The cars are, though. Oh, God yes. Here’s a nice one that’s been in my collection for ages.


It’s been several weeks since we last saw a Maisto model, and It’s no secret that I’m a bit of a fan of the brand. It probably makes about 30% of my collection. Sure, the brand is responsible for a fair few clunkers – they make an R129 Mercedes SL that looks like it caught a violent strain of the mumps.

At one point at the beginning of the century, though Maisto found itself on something of a high. High-end brands like AutoArt were in their infancy, and sealed resin models weren’t really even a thing yet. Maisto churned out hit after hit, really nice models and sold them for hardly any money.

Which is incidentally how I came to own so many of the things.


The body of this is pretty impressive. It’s as good a standard of casting as you’ll find on a diecast of any price, the only limitation being the amount of time spent on hand finishing. For example, there are sharp edges to the perforations on the trailing edges of the wheelarches that represent brake cooling ducts. These could have been vanished with a bit of deft file-work, but that was never gonna happen when things are built in numbers like this was.

More impressive is the paintwork, and then the Mercedes-Benz Original Teile genuine parts livery applied on top of it. This has been tampo’d on and to a really crisp, high standard. And all proper, official sponsors, too.


The details shine, too, particularly the wheels, with their sharply moulded spokes, the branded, slick tyres, and the brake discs with separate ,Brembo-branded calipers. The red towing eyes are a nice touch, too.

The only slight disappointment is the front and rear lights, which are fairly typical of those on diecast models of around that era. These days they tend to be moulded with a little more depth and body, and without the tell-tale central black spot that shows how they’re attached to the body.

This one has no engine to show off. However:


The front end detaches to reveal a great deal of well-observed detail, including the (non-functional) horizontal suspension units and the ram air engine intake which admits air before it travels all the way through the cabin to reach a midships-mounted V8.
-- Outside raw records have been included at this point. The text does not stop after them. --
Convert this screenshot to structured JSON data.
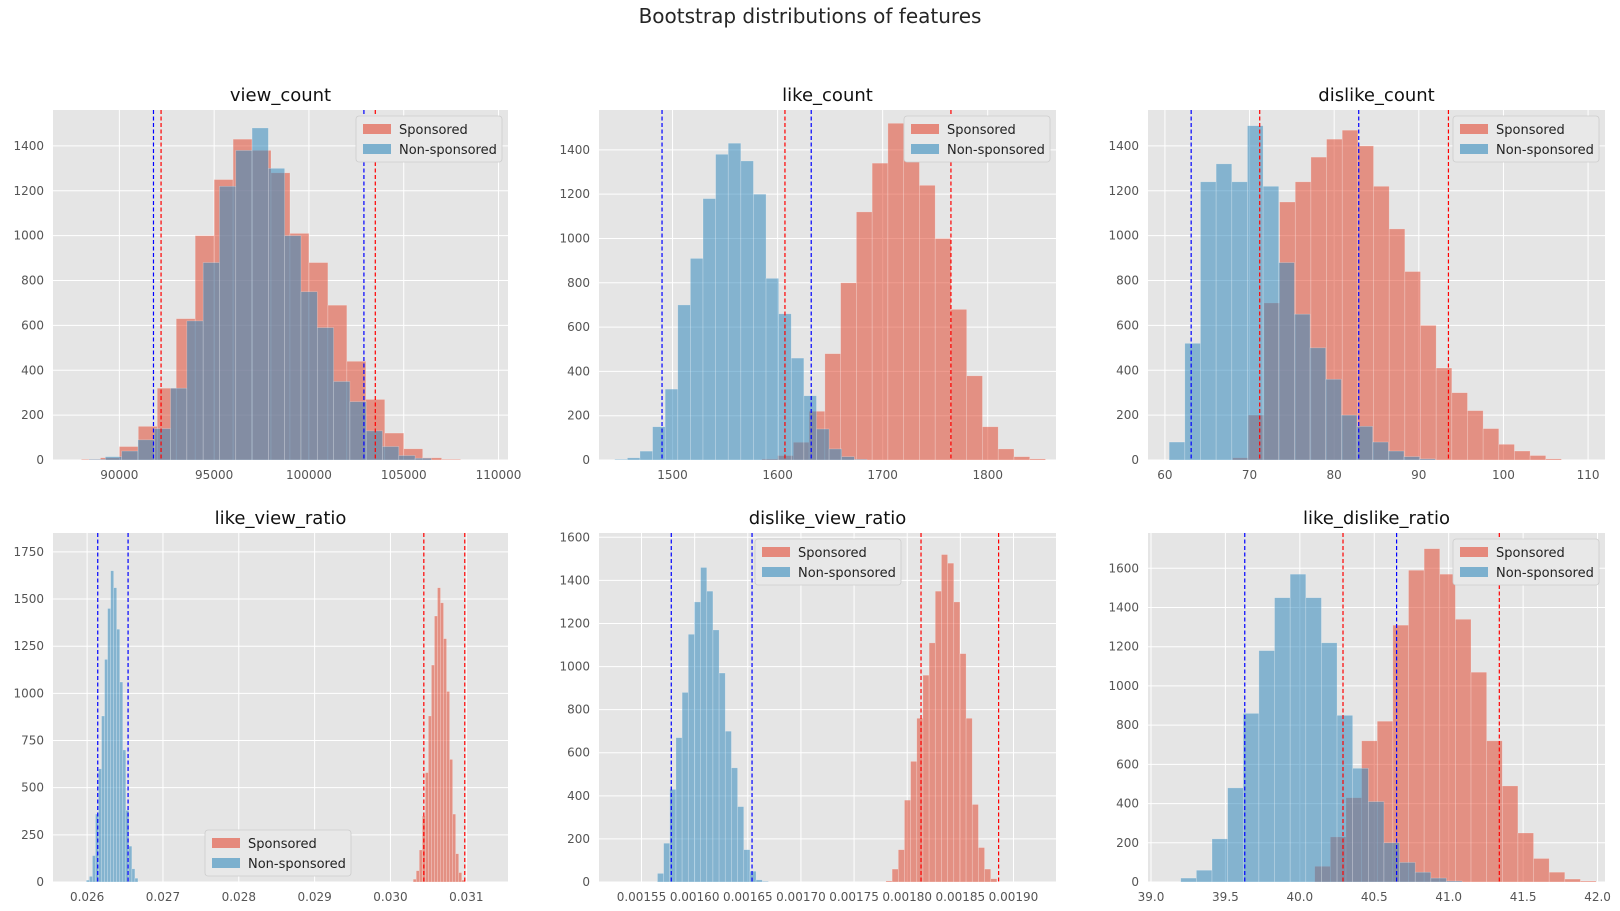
{
  "figure": {
    "title": "Bootstrap distributions of features"
  },
  "colors": {
    "sponsored": "#E24A33",
    "non_sponsored": "#348ABD",
    "ci_sponsored": "#ff0000",
    "ci_non_sponsored": "#0000ff",
    "panel_bg": "#E5E5E5",
    "grid": "#ffffff",
    "tick_text": "#555555"
  },
  "chart_data": [
    {
      "type": "bar",
      "title": "view_count",
      "xlim": [
        86500,
        110500
      ],
      "ylim": [
        0,
        1560
      ],
      "xticks": [
        90000,
        95000,
        100000,
        105000,
        110000
      ],
      "xtick_labels": [
        "90000",
        "95000",
        "100000",
        "105000",
        "110000"
      ],
      "yticks": [
        0,
        200,
        400,
        600,
        800,
        1000,
        1200,
        1400
      ],
      "legend": "upper-right",
      "series": [
        {
          "name": "Sponsored",
          "x0": 88000,
          "width": 1000,
          "values": [
            3,
            10,
            60,
            150,
            320,
            630,
            1000,
            1250,
            1430,
            1380,
            1280,
            1010,
            880,
            690,
            440,
            270,
            120,
            50,
            10,
            3
          ]
        },
        {
          "name": "Non-sponsored",
          "x0": 88400,
          "width": 860,
          "values": [
            3,
            15,
            40,
            90,
            140,
            320,
            620,
            880,
            1220,
            1380,
            1480,
            1300,
            1000,
            750,
            590,
            350,
            260,
            130,
            60,
            20,
            8
          ]
        }
      ],
      "ci_lines": [
        {
          "name": "Sponsored",
          "x": [
            92200,
            103500
          ]
        },
        {
          "name": "Non-sponsored",
          "x": [
            91800,
            102900
          ]
        }
      ]
    },
    {
      "type": "bar",
      "title": "like_count",
      "xlim": [
        1430,
        1865
      ],
      "ylim": [
        0,
        1580
      ],
      "xticks": [
        1500,
        1600,
        1700,
        1800
      ],
      "xtick_labels": [
        "1500",
        "1600",
        "1700",
        "1800"
      ],
      "yticks": [
        0,
        200,
        400,
        600,
        800,
        1000,
        1200,
        1400
      ],
      "legend": "upper-right",
      "series": [
        {
          "name": "Sponsored",
          "x0": 1585,
          "width": 15,
          "values": [
            5,
            20,
            80,
            220,
            480,
            800,
            1120,
            1340,
            1520,
            1400,
            1240,
            1000,
            680,
            380,
            150,
            50,
            15,
            5
          ]
        },
        {
          "name": "Non-sponsored",
          "x0": 1445,
          "width": 12,
          "values": [
            3,
            10,
            40,
            150,
            320,
            700,
            910,
            1180,
            1380,
            1430,
            1350,
            1200,
            820,
            660,
            460,
            290,
            140,
            50,
            15,
            3
          ]
        }
      ],
      "ci_lines": [
        {
          "name": "Sponsored",
          "x": [
            1607,
            1765
          ]
        },
        {
          "name": "Non-sponsored",
          "x": [
            1490,
            1632
          ]
        }
      ]
    },
    {
      "type": "bar",
      "title": "dislike_count",
      "xlim": [
        58,
        112
      ],
      "ylim": [
        0,
        1560
      ],
      "xticks": [
        60,
        70,
        80,
        90,
        100,
        110
      ],
      "xtick_labels": [
        "60",
        "70",
        "80",
        "90",
        "100",
        "110"
      ],
      "yticks": [
        0,
        200,
        400,
        600,
        800,
        1000,
        1200,
        1400
      ],
      "legend": "upper-right",
      "series": [
        {
          "name": "Sponsored",
          "x0": 68,
          "width": 1.85,
          "values": [
            10,
            200,
            700,
            1150,
            1240,
            1350,
            1430,
            1470,
            1400,
            1220,
            1030,
            840,
            600,
            410,
            300,
            220,
            140,
            70,
            40,
            20,
            5
          ]
        },
        {
          "name": "Non-sponsored",
          "x0": 60.5,
          "width": 1.85,
          "values": [
            80,
            520,
            1240,
            1320,
            1240,
            1490,
            1220,
            880,
            650,
            500,
            360,
            200,
            150,
            80,
            40,
            15,
            5
          ]
        }
      ],
      "ci_lines": [
        {
          "name": "Sponsored",
          "x": [
            71.2,
            93.5
          ]
        },
        {
          "name": "Non-sponsored",
          "x": [
            63.1,
            82.9
          ]
        }
      ]
    },
    {
      "type": "bar",
      "title": "like_view_ratio",
      "xlim": [
        0.02555,
        0.03155
      ],
      "ylim": [
        0,
        1850
      ],
      "xticks": [
        0.026,
        0.027,
        0.028,
        0.029,
        0.03,
        0.031
      ],
      "xtick_labels": [
        "0.026",
        "0.027",
        "0.028",
        "0.029",
        "0.030",
        "0.031"
      ],
      "yticks": [
        0,
        250,
        500,
        750,
        1000,
        1250,
        1500,
        1750
      ],
      "legend": "lower-center",
      "series": [
        {
          "name": "Sponsored",
          "x0": 0.0303,
          "width": 4e-05,
          "values": [
            15,
            60,
            170,
            350,
            580,
            880,
            1150,
            1410,
            1560,
            1480,
            1290,
            1010,
            650,
            360,
            150,
            50,
            10
          ]
        },
        {
          "name": "Non-sponsored",
          "x0": 0.02599,
          "width": 4e-05,
          "values": [
            10,
            30,
            140,
            360,
            600,
            880,
            1180,
            1450,
            1650,
            1560,
            1340,
            1060,
            700,
            380,
            190,
            70,
            20
          ]
        }
      ],
      "ci_lines": [
        {
          "name": "Sponsored",
          "x": [
            0.03044,
            0.03098
          ]
        },
        {
          "name": "Non-sponsored",
          "x": [
            0.02614,
            0.02654
          ]
        }
      ]
    },
    {
      "type": "bar",
      "title": "dislike_view_ratio",
      "xlim": [
        0.00151,
        0.00194
      ],
      "ylim": [
        0,
        1620
      ],
      "xticks": [
        0.00155,
        0.0016,
        0.00165,
        0.0017,
        0.00175,
        0.0018,
        0.00185,
        0.0019
      ],
      "xtick_labels": [
        "0.00155",
        "0.00160",
        "0.00165",
        "0.00170",
        "0.00175",
        "0.00180",
        "0.00185",
        "0.00190"
      ],
      "yticks": [
        0,
        200,
        400,
        600,
        800,
        1000,
        1200,
        1400,
        1600
      ],
      "legend": "upper-left",
      "series": [
        {
          "name": "Sponsored",
          "x0": 0.00178,
          "width": 5.8e-06,
          "values": [
            5,
            60,
            150,
            380,
            560,
            760,
            960,
            1110,
            1350,
            1520,
            1480,
            1300,
            1060,
            760,
            360,
            160,
            60,
            15
          ]
        },
        {
          "name": "Non-sponsored",
          "x0": 0.001565,
          "width": 5.8e-06,
          "values": [
            40,
            180,
            430,
            670,
            880,
            1150,
            1300,
            1460,
            1350,
            1170,
            970,
            700,
            530,
            350,
            150,
            50,
            10,
            3
          ]
        }
      ],
      "ci_lines": [
        {
          "name": "Sponsored",
          "x": [
            0.001813,
            0.001886
          ]
        },
        {
          "name": "Non-sponsored",
          "x": [
            0.001578,
            0.001654
          ]
        }
      ]
    },
    {
      "type": "bar",
      "title": "like_dislike_ratio",
      "xlim": [
        38.98,
        42.05
      ],
      "ylim": [
        0,
        1780
      ],
      "xticks": [
        39.0,
        39.5,
        40.0,
        40.5,
        41.0,
        41.5,
        42.0
      ],
      "xtick_labels": [
        "39.0",
        "39.5",
        "40.0",
        "40.5",
        "41.0",
        "41.5",
        "42.0"
      ],
      "yticks": [
        0,
        200,
        400,
        600,
        800,
        1000,
        1200,
        1400,
        1600
      ],
      "legend": "upper-right",
      "series": [
        {
          "name": "Sponsored",
          "x0": 40.1,
          "width": 0.105,
          "values": [
            80,
            230,
            430,
            720,
            820,
            1310,
            1590,
            1700,
            1570,
            1340,
            1070,
            720,
            490,
            250,
            120,
            50,
            15,
            5
          ]
        },
        {
          "name": "Non-sponsored",
          "x0": 39.2,
          "width": 0.105,
          "values": [
            20,
            60,
            220,
            480,
            860,
            1180,
            1450,
            1570,
            1450,
            1220,
            850,
            580,
            410,
            200,
            100,
            50,
            20,
            5
          ]
        }
      ],
      "ci_lines": [
        {
          "name": "Sponsored",
          "x": [
            40.29,
            41.34
          ]
        },
        {
          "name": "Non-sponsored",
          "x": [
            39.63,
            40.65
          ]
        }
      ]
    }
  ]
}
I’m really impressed, though, by Maisto’s attempt at carbon fibre. It comes really, really close to being convincing.


There’s plenty of the stuff inside, too, where the driver’s bucket seat sits almost centrally, amid a climbing-frame of scaffolding, and behind a surprisngly well-rendered LCD instrument panel. The long, blurry protuberance visible on the left that’s attached to the door  is trunking to carry cool outside air with a view to refreshing the driver.



It really is a great model, and one that was sold for little more than toy money.

Sure, you could spend £200 on a model by Spark or whoever, which would be perfect to the last nanometer. But it would probably be a sealed cast resin model with none of those saucy details under the front end. Or you could buy one of these for a handful of change via eBay.

If you want a representation of one of these formidable racing machines in your collection, Maisto’s effort comes highly recommended. Whether you’re “into” motorsport or not.